Dengan mematuhi protokol kesehatan, pendidik, tenaga kependidikan, dan peserta didik setelah tiba disekolah harus memakai masker, ngukur suhu, mencuci tangan, dan menjaga jarak.
Pekan pertama biasanya saya tidak langsung memberikan materi. Apalagi baru pertama bertemu dengan mereka. Walau sudah sering berkomunikasi lewat daring, tapi belum melihat wajah mereka.
Pada pembukaan belajar terlebih dahulu saya tayangkan sebuah Qoute dari Iman Syafi’i.
“Jika Kamu tidak tahan dengan lelahnya belajar, maka kamu harus tahan dengan perihnya kebodohan.”
Qoute ini saya sajikan berlatar dari banyaknya peserta didik yang tingkat kualitas belajarnya rendah. Mereka tidak tahan banting dan tidak mengetahui akan dirinya sebagai seorang pelajar.
Mencoba untuk menyadarkan peserta didik akan pentingnya belajar dan menjadikan diri sebagai sang pembelajar.
Proses kegiatan belajar tidak akan tercapai, jika tidak menyentuh akar permasalahannya.
Program apapun yang dilaksanakan oleh sekolah atau madrasah tidak akan berhasil dengan baik, jika akar permasalahannya tidak tersentuhkan.
Sebaiknya sebelum peserta didik menerima berbagai materi pelajaran terlebih dahulu bangun self awarenes. Sebuah pengetahuan tingkat tinggi di mana peserta didik dididik untuk mengetahui siapa dirinya, dari mana asalnya, apa yang harus dilakukannya, dan pada akhirnya akan mengetahui tujuan hidupnya.
Saya mencoba mengetahui kesiapan peserta didik untuk mengikuti kegiatan belajar. Apakah mereka sudah mempersiapkan untuk siap belajar.

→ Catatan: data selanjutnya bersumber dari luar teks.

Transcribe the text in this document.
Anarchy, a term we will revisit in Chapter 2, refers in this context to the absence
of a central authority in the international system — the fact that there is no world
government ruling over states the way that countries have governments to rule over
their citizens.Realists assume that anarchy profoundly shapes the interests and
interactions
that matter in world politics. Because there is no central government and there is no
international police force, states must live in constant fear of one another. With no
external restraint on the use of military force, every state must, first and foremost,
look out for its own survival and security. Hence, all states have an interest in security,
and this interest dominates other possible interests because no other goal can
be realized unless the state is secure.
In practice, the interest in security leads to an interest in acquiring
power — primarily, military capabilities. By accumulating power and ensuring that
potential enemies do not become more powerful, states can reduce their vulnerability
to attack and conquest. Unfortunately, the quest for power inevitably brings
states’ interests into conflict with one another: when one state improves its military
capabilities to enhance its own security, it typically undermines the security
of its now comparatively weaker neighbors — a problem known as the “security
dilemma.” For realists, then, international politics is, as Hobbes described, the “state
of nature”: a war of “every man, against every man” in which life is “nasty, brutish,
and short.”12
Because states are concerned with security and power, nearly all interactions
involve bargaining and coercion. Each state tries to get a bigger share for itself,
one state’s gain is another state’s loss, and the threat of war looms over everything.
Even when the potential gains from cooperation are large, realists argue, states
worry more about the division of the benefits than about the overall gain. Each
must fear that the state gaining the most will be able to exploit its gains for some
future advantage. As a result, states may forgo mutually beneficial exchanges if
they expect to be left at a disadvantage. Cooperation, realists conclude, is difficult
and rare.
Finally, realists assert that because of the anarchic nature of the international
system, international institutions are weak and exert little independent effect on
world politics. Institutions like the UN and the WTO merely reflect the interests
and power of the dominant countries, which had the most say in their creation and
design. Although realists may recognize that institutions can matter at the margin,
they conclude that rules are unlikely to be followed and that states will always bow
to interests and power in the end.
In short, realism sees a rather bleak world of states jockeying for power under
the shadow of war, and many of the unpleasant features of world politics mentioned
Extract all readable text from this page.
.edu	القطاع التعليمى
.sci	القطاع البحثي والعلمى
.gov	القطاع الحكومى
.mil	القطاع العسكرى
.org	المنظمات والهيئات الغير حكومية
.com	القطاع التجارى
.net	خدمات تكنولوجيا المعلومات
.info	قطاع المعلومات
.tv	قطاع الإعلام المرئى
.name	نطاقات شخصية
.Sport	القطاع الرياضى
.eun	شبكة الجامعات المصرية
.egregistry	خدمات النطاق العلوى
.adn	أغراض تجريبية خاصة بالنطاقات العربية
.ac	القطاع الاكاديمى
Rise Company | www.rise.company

Maka itu, saya buat pertanyaan yang sangat mendasar. Mereka menjawab cukup angkat tangan.
“Coba perhatikan pertanyaan saya! Siapa yang semalam memegang buku pelajaran dari jam 19.00 s.d 04?”
Pertanyaan saya ulang hingga tiga kali. Tak satupun saya dapatkan peserta didik dari seluruh kelas yang ada yang memegang buku pelajaran. Miris ya, miris sekali melihat realita yang terjadi.
Saya tidak melanjutkan pertanyaan kedua, karena mereka tidak memegang buku, otomatis membaca pun tidak.
Mereka laksana botol kosong. Mereka datang ke sekolah dan madrasah tidak mempersiapkan diri untuk berusaha belajar mandiri. Kalau ini terus terjadi dengan peserta didik, sudah dipastikan hasil pendidikan tidak akan pernah berubah.
Ketika belajar tidak maksimal saja hasilnya tidak menggembirakan, apalagi dengan yang tidak belajar.
Maka itu, pendidik bukan hanya sekedar mentransfer pelajaran semata, tetapi ada yang lebih penting memastikan peserta didik untuk selalu siap untuk belajar mandiri. Mempersiapkan diri sebelum pergi ke sekolah minimal sudah mengetahui materi yang hendak dipelajari di sekolah atau Madrasah.
Mereka para peserta didik yang sudah mempersiapkan diri untuk belajar laksana botol yang sudah berisi. Artinya datang ke madrasah tidak seperti botol kosong.